Cette influence sur la jeunesse, il ne la devait pas seulement à sa nature chevaleresque, enthousiaste, généreuse ; il la devait aussi au sens très juste qu’il avait des aspirations et des besoins de son temps ; il la devait par-dessus tout à la foi qui, partant de son âme, allait ébranler les autres. « Tâchons de croire à quelque chose, disait, hier à peine, un homme d’un esprit fin et clairvoyant, que la mort a emporté, tâchons de croire à quelque chose, si nous voulons que les jeunes gens croient en nous[1]. » Tous ceux qui, aujourd’hui, à Paris ou dans les centres actifs de province, sont en contact avec la jeunesse, peuvent constater à quel point rayonne encore dans ces milieux le souvenir de Montalembert. Il y a laissé des fermens de vie, une aversion des choses basses et viles, un désir de se dévouer dont on voit et dont on verra plus encore les effets. Je ne suis pas de ceux qui désespèrent. Il m’est arrivé de soutenir, dans un livre qui date d’une quinzaine d’années, qu’il s’est produit en France, dans la dernière période de cinquante ans, une véritable renaissance religieuse. Cette renaissance, je me gardais bien d’être assez injuste pour la rapporter uniquement à Montalembert et à ses amis, alors que bien d’autres, dans des camps différens, y ont travaillé avec tant d’ardeur et d’éclat, et en peuvent revendiquer leur part.
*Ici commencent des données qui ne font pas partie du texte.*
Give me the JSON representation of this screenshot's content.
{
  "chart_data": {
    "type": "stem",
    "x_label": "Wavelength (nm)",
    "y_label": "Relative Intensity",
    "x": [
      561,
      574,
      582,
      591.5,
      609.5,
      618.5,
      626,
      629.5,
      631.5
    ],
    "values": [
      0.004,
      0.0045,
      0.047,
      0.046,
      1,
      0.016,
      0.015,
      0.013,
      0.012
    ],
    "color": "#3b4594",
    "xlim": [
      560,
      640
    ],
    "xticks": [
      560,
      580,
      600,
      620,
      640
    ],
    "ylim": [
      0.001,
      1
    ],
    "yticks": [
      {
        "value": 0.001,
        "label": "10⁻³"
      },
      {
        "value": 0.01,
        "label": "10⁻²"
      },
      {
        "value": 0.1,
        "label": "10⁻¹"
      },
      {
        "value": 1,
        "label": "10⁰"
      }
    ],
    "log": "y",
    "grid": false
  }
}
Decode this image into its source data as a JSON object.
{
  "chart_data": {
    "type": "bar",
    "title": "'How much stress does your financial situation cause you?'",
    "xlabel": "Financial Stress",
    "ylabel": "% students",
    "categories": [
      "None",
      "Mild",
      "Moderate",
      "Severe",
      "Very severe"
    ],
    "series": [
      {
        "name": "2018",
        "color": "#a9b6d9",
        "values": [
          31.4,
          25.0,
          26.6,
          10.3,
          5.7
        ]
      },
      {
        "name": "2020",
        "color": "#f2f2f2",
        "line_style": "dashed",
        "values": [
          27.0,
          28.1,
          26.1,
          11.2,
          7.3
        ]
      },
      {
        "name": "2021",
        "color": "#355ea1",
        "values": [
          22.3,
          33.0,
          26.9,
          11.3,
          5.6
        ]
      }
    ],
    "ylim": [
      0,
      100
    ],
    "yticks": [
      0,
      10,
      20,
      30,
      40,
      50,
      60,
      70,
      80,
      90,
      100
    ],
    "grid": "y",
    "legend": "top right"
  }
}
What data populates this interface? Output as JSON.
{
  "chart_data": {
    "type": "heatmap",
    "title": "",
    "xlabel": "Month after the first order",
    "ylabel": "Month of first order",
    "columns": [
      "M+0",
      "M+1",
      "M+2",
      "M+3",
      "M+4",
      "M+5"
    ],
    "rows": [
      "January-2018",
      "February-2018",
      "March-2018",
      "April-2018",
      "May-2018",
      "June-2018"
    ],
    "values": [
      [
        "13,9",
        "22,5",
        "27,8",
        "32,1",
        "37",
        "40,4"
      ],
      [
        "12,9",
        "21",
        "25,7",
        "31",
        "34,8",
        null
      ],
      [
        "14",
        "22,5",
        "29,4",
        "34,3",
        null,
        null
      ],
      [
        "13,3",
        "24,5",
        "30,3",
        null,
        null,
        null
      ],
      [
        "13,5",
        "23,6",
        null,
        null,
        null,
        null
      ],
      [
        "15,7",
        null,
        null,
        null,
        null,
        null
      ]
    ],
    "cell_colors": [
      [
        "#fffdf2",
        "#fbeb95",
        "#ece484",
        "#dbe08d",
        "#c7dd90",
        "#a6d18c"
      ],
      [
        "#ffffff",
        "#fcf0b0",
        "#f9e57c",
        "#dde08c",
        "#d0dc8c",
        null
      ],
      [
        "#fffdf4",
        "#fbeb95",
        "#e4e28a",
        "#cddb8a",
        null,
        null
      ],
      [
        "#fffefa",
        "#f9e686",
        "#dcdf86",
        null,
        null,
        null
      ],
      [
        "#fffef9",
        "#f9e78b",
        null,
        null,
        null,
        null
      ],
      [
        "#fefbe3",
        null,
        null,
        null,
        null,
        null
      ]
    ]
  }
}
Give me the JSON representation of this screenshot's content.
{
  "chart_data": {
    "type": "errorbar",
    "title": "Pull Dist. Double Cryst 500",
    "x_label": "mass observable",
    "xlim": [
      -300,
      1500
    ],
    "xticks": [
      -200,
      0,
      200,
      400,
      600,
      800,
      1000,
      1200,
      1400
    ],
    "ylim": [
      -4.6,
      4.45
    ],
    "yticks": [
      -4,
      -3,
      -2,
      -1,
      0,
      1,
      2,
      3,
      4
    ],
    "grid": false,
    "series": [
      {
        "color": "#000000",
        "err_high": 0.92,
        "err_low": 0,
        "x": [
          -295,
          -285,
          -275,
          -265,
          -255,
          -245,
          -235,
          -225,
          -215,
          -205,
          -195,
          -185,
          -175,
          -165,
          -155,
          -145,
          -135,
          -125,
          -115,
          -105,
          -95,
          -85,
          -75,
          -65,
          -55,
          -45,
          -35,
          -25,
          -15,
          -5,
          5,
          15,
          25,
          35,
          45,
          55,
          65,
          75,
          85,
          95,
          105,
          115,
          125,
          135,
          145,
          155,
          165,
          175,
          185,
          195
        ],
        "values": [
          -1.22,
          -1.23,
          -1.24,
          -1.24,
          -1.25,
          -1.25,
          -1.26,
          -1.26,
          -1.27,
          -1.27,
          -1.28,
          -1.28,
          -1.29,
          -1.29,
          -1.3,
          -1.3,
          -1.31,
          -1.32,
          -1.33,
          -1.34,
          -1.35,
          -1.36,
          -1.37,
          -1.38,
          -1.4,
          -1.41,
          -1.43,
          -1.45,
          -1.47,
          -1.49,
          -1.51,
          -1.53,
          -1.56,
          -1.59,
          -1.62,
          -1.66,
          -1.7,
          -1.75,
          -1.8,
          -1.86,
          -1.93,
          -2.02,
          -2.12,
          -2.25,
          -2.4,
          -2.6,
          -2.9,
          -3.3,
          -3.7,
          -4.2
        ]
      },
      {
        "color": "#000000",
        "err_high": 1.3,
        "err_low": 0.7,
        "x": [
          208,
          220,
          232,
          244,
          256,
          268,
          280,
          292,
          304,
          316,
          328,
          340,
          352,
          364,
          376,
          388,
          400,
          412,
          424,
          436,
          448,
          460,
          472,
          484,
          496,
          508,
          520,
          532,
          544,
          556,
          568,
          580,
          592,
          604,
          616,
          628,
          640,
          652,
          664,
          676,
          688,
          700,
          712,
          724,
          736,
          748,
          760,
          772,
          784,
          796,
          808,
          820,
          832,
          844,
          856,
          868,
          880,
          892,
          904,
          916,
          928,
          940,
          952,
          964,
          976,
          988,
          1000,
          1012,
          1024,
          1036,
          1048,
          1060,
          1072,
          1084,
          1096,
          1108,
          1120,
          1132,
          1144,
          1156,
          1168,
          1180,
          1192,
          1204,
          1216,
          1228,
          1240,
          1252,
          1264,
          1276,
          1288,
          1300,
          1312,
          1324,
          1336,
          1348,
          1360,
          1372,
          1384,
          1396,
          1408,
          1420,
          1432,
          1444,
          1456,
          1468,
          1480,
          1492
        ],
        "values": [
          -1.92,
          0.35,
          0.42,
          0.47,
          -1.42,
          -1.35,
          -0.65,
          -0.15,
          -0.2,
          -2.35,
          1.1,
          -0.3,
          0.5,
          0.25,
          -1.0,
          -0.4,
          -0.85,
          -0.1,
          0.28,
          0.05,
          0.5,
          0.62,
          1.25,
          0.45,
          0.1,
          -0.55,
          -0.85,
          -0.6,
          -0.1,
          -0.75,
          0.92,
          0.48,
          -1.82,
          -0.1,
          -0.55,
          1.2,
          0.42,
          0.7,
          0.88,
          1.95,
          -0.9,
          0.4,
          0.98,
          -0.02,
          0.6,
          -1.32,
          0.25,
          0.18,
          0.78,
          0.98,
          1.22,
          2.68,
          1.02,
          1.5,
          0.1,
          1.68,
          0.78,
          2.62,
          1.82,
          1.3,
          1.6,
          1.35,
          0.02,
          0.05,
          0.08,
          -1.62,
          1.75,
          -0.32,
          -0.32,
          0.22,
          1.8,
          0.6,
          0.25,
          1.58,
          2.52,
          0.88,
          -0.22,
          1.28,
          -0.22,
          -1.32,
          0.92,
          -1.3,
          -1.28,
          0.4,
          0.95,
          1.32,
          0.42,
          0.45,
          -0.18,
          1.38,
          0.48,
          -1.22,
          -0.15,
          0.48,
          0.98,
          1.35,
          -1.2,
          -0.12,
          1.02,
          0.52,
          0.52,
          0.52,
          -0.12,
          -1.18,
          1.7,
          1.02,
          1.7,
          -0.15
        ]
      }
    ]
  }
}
La thèse a paru à quelques-uns d’une confiance paradoxale, même à l’époque où elle se produisait ; et je ne sais ce que ceux-là en diraient, aujourd’hui que l’exaspération du sentiment antichrétien est devenue si violente, que nos libertés sont en partie détruites, qu’un abîme semble séparer l’Église de la société moderne. Pourtant, ma conviction ne s’est pas modifiée. Je ne crois pas que l’admirable mouvement pour lequel se sont passionnées les âmes les plus vaillantes de notre temps, se résume en une vaste faillite. Le changement qui s’est accompli dans les classes élevées, au point de vue religieux, subsiste toujours. Et quant au peuple, le vrai peuple est, au fond, bien éloigné d’être hostile à la religion chrétienne. S’il se montre rebelle à l’ingérence du clergé dans les affaires politiques, il

  1. Larroumet.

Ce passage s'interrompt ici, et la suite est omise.